- Abaclia Location in Moldova
- Coordinates: 46°22′N 28°57′E﻿ / ﻿46.367°N 28.950°E
- Country: Moldova
- District: Basarabeasca District

Population (2014 census)
- • Total: 4,660
- Time zone: UTC+2 (EET)
- • Summer (DST): UTC+3 (EEST)

= Abaclia =

Abaclia is a rural village in the Basarabeasca District, in Southern Moldova. The village is part of a key livestock and dairy region, contributing significantly to Moldova's sheep and goat milk industry. Predominantly Moldovan and Orthodox Christian, Abaclia's history reflects a blend of local and Tatar influences.

==Historical background==
Abaclia was first documented in 1770. The village's name is rooted in local legend and Tatar heritage. According to tradition, the name comes from a merchant who passed through the area with a cart of aba (a valuable woolen cloth), which he gifted to the villagers as part of a marriage agreement. However, linguistic research suggests the name is derived from the Tatar tribe abaklî, reflecting the region's historical Tatar presence and the naming practices of Russian authorities after the 1812 annexation of Bessarabia.

==Demographics==
According to the 2014 Moldovan census, Abaclia had a population of 4,660 residents. The village covers an area of 73.90 km², resulting in a population density of 63.06 people per square kilometer. The gender distribution in the village was fairly balanced, with 2,257 males (48.4%) and 2,403 females (51.6%). The age structure reveals a predominantly working-age population, with 3,487 individuals (74.8%) aged between 15 and 64 years. Children aged 0-14 years accounted for 792 individuals (17%), while the elderly population, aged 65 and over, made up 381 individuals (8.2%).

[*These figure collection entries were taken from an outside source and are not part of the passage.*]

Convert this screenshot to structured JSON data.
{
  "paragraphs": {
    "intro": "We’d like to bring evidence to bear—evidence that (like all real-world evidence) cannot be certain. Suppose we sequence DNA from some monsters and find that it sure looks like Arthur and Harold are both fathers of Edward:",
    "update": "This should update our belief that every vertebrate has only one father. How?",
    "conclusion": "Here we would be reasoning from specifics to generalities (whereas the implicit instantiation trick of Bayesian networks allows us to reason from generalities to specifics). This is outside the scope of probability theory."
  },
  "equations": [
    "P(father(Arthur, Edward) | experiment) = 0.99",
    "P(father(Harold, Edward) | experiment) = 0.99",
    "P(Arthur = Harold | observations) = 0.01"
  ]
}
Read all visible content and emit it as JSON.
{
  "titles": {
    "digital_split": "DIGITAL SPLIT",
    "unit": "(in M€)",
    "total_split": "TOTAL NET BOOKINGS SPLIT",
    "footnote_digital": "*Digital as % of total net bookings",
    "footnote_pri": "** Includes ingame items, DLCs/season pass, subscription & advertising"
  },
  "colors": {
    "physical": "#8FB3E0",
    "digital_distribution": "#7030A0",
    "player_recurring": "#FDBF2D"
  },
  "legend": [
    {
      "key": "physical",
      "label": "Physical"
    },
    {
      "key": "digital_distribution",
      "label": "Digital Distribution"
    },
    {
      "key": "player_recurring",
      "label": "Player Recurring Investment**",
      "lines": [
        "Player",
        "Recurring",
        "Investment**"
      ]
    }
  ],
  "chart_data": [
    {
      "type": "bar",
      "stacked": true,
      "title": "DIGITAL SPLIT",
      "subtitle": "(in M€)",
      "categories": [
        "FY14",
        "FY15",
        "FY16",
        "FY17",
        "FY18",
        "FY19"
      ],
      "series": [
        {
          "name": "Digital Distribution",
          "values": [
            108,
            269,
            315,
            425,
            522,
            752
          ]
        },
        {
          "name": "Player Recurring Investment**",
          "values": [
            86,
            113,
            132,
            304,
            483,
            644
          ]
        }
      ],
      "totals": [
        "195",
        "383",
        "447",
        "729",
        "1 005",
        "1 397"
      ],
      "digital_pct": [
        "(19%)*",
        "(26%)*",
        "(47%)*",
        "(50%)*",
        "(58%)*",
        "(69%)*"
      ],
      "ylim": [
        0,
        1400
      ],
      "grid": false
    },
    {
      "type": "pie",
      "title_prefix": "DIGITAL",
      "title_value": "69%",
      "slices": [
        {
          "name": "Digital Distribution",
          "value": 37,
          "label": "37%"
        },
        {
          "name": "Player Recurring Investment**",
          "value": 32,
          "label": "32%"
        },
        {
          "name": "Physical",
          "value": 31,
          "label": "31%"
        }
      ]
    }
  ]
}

Abaclia is entirely rural, with no urban population recorded. The majority of residents were born in Moldova (98%), while a small percentage came from the European Union (0.5%) and the Commonwealth of Independent States (1.5%).

Ethnically, Abaclia is predominantly Moldovan, comprising 92.5% of the population. Other ethnic groups include Romanians (5.5%), Ukrainians (0.3%), Russians (0.5%), Gagauzians (0.8%), Bulgarians (16 individuals), and Romani people (6 individuals). In terms of language, the vast majority of the population speaks Moldovan, with 75.2% using it as their native language. Romanian is spoken by 22.5% of the residents, while smaller groups speak Russian (1.4%), Gagauzian (0.6%), and Bulgarian (11 individuals).

Religiously, the village is overwhelmingly Orthodox Christian, with 99.5% of the population adhering to this faith. A small minority, comprising 21 individuals (0.5%), follow other religions.

==Economy==
Abaclia is a central part of the Cimișlia-Basarabeasca livestock and dairy micro-cluster, which is a leader in Moldova's sheep and goat milk industry. The region specializes in sheep and goat farming, with a significant proportion of Moldova’s sheep and goats raised there, and milk and cheese production, including the largest sheep and goat milk processing plant in the country. It also hosts the "Mioriță laie" national festival, the largest event in Moldova's sheep and goat sector. In 2023, Abaclia and its neighboring localities contributed more than 5% of Moldova's sheep and goat cheese production. The livestock sector supports about 50 jobs locally. The area is also a center for agricultural innovation and modernization, though it faces challenges such as outdated technology and underutilized processing capacity.